L’amiral Philip Davidson a lâché sa phrase devant le Sénat américain en mars 2021. Six ans, a-t-il dit. La Chine sera prête dans six ans. Ce chiffre est devenu une religion à Washington, des milliards de dollars de budgets ont été votés autour de lui, des porte-avions ont été repositionnés, des doctrines réécrites. Et puis, en mars 2026, le renseignement américain a publié son évaluation annuelle des menaces : non, finalement, Pékin n’envisage pas d’envahir en 2027, et il n’y a pas de calendrier figé pour la « réunification ». Le rapport déplace le risque vers la fin des années 2030. Souffle de soulagement à Foggy Bottom. Sauf que ce soulagement, c’est exactement le piège.
Le piège du soulagement
Parce que ce que le rapport dit, ce n’est pas que la Chine ne peut pas. C’est qu’elle ne veut pas encore. La capacité, elle, est là. L’ordre donné par Xi Jinping à l’Armée populaire de libération d’être capable d’envahir à partir de 2027 reste sur la table — ce n’est pas une date d’invasion, c’est une date de readiness, et c’est documenté par des renseignements américains classifiés. La nuance est obscène. On confond intention et capacité, et on s’endort dessus.

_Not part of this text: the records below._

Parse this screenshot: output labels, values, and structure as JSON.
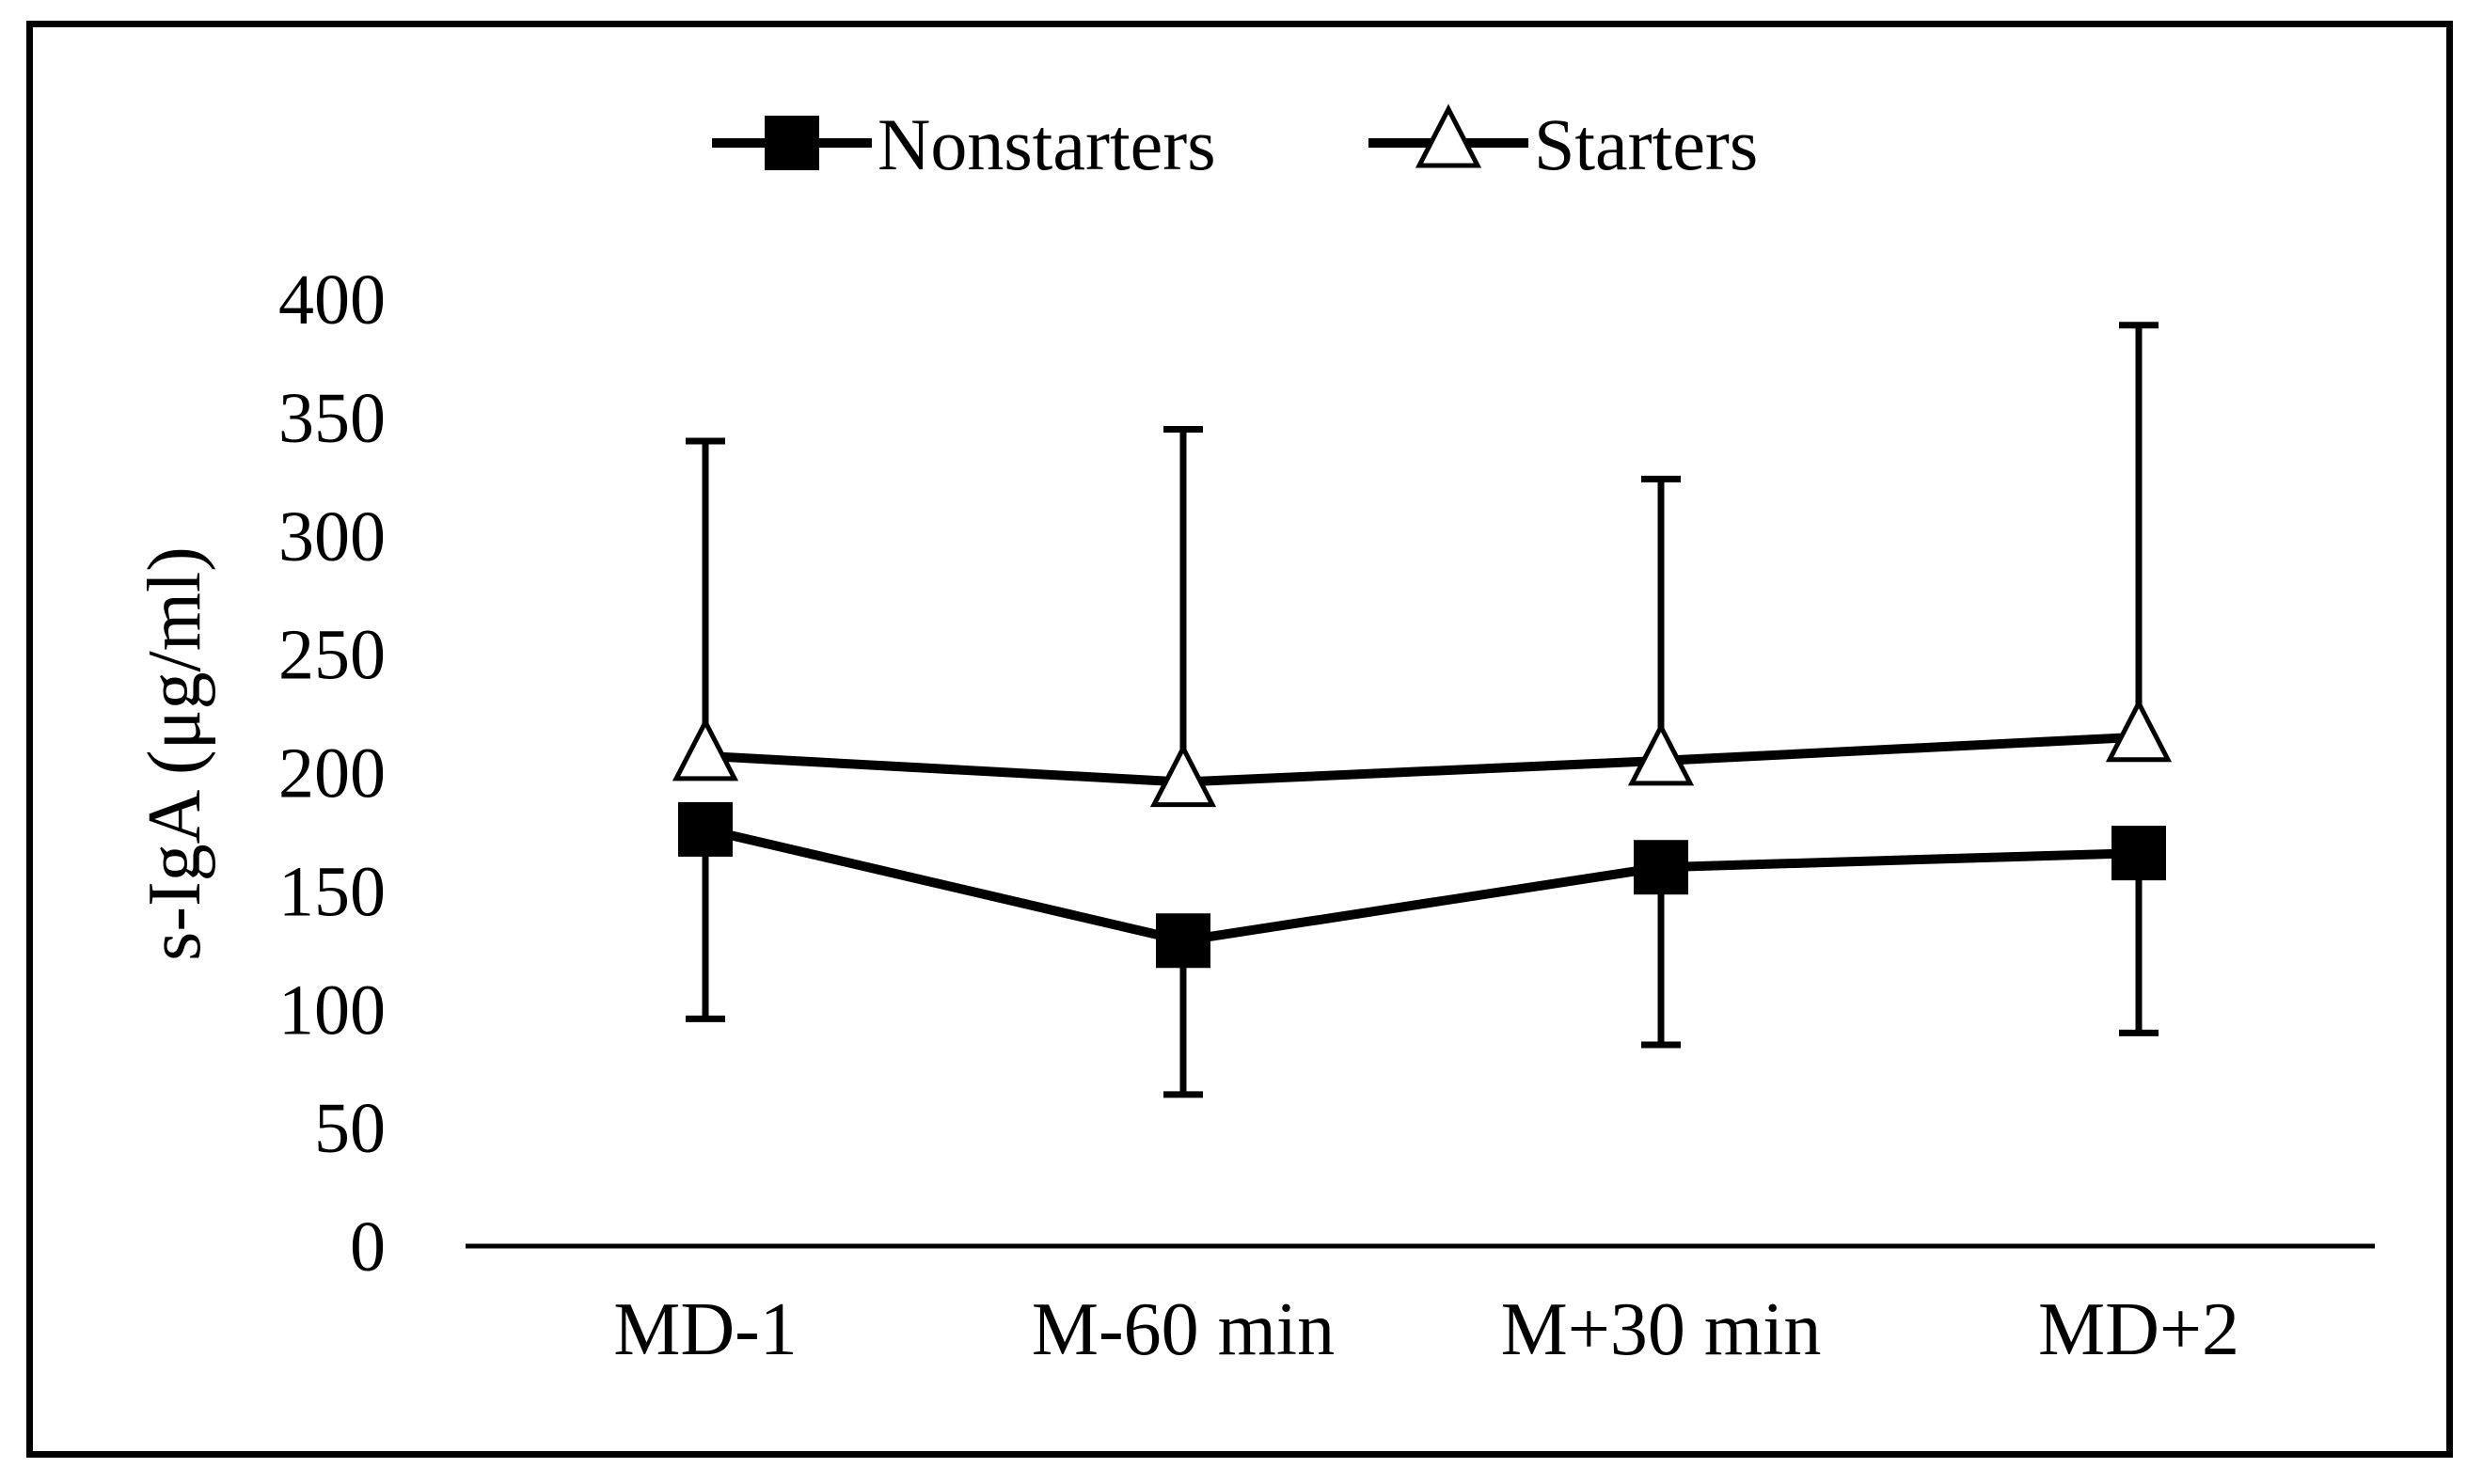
{
  "chart_data": {
    "type": "line",
    "title": "",
    "xlabel": "",
    "ylabel": "s-IgA (μg/ml)",
    "categories": [
      "MD-1",
      "M-60 min",
      "M+30 min",
      "MD+2"
    ],
    "ylim": [
      0,
      400
    ],
    "yticks": [
      0,
      50,
      100,
      150,
      200,
      250,
      300,
      350,
      400
    ],
    "ytick_labels": [
      "0",
      "50",
      "100",
      "150",
      "200",
      "250",
      "300",
      "350",
      "400"
    ],
    "grid": false,
    "legend_position": "top-center",
    "series": [
      {
        "name": "Nonstarters",
        "marker": "filled-square",
        "values": [
          176,
          129,
          160,
          166
        ],
        "error_minus": [
          80,
          65,
          75,
          76
        ]
      },
      {
        "name": "Starters",
        "marker": "open-triangle",
        "values": [
          207,
          196,
          205,
          215
        ],
        "error_plus": [
          133,
          149,
          119,
          174
        ]
      }
    ],
    "colors": {
      "line": "#000000",
      "background": "#ffffff"
    }
  }
}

Ce que disent les wargames quand on les lit jusqu'au bout
Le CSIS a joué l’invasion de Taïwan vingt-quatre fois, en 2026 scénario, et la conclusion tient en trois phrases. Un : dans la plupart des cas, les États-Unis, Taïwan et le Japon repoussent l’assaut amphibie. Deux : les pertes américaines sont effroyables — deux porte-avions coulés, des dizaines de navires de surface, des centaines d’avions, des dizaines de milliers de soldats tués. Trois : Taïwan ressort « libre » mais avec une économie pulvérisée et une île en ruine. Victoire ? Ce mot n’a plus de sens. C’est ce que les auteurs eux-mêmes écrivent : « Victory is not enough. »
Les quatre conditions, et pourquoi elles s'effritent
Pour que la défense tienne, le rapport identifie quatre conditions absolues : les forces taïwanaises tiennent la ligne, les États-Unis interviennent immédiatement, les opérations sont conduites depuis le Japon, et les stocks de missiles antinavires sont suffisants. Tiens. Regarde-les une par une. Taïwan a un budget de défense en hausse mais une armée encore fragile. L’intervention immédiate suppose un président américain décidé — et Trump, en 2026, négocie avec Xi à Pékin une « concession » sur Taïwan. Les bases japonaises supposent que Tokyo accepte d’être frappé. Et les stocks de munitions de précision longue portée s’épuisent en une semaine de combat haute intensité.
2030 : l'année où la balance bascule
En 2030, la Chine aura, selon les estimations répétées du Pentagone, plus de 1 000 ogives nucléaires opérationnelles, contre 600 en 2024. Elle aura une marine plus nombreuse que la marine américaine. Elle aura digéré quinze ans de fabrication de navires à un rythme que les chantiers américains n’arrivent même pas à imaginer. Et nous, on aura passé ces années à débattre du plafond de la dette. Pascal Le Pautremat, cité par i24, parle pour la Chine d’une « dernière phase » de son déploiement mondial entre 2025 et 2030. Dernière phase. Pas première. Dernière.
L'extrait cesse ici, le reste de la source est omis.